Why not cut out the middleman? Why not put our economy in gear, as it were, by putting the power, the quantitative easing-created dollars, directly into stimulus spending? As long as the projects created by this money were of value to society -- upgrading rail, replacing aging infrastructure like schools and firehouses -- and not monstrous mistakes (like The Maginot Line), there would be no negative effects such as those experienced when "failed empires and banana republics" use printed money without restraint to simply excuse a government whose spending is completely out of control.
Let me give this some emphasis: Any project that would have been funded through interest-bearing debt incurred by the taxpayer can be more efficiently funded through a quantitative easing-style mechanism, and for less money to the taxpayer.
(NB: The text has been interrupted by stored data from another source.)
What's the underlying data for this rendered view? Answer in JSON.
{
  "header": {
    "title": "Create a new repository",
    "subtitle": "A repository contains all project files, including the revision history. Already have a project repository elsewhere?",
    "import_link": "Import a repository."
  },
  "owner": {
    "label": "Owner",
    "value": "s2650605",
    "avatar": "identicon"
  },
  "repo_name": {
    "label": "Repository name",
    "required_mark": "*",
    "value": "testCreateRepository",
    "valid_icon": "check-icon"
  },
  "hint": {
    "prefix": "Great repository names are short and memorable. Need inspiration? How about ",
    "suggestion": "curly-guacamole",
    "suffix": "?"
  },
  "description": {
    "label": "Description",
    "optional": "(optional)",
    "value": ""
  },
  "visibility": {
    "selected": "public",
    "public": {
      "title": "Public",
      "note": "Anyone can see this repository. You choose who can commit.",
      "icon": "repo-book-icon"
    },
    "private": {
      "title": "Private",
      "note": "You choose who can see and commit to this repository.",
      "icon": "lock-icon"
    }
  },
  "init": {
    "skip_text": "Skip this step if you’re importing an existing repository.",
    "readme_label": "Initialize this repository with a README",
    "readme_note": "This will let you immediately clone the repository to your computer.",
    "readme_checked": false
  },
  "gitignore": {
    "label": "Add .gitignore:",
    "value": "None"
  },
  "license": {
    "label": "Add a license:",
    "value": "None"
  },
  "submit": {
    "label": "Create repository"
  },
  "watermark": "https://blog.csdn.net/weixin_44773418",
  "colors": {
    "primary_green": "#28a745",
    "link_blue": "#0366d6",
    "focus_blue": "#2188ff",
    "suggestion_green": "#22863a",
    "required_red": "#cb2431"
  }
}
Benjamin Franklin did this. Abraham Lincoln did this. Spending with created money can work. It will probably not happen anytime soon, though.
There are too many barriers to consideration -- misunderstandings, misinformation, and obfuscation -- currently in place, forcing our economy's engine to rev while we as a society roll backwards. A commenter to kmo's post summed it up nicely: "The [job of] people at Goldman Sachs . . . is to make money, not make moral decisions for the betterment of society and it seems to me that those who give their money to that industry do so primarily because they expect a profit."
As long as profit remains the over-riding concern of monetary policy, there can be no change. And as long as Planet Money and other reporters insist that there are only a limited number of ways to improve the situation -- by failing to consider other ways, even if they impinge on their sponsor's right towards profit -- no one will be the wiser.
When Alan Greenspan didn't follow the mandate of his office and investigate why traditionally effective tools used by the Fed, such as raising interest rates, no longer seem efficacious, I guess I should grant NPR reporters, popular economy authors and YouTube publishers the same forgiveness. I should . . . but I can't.
We need the facts. We need them now.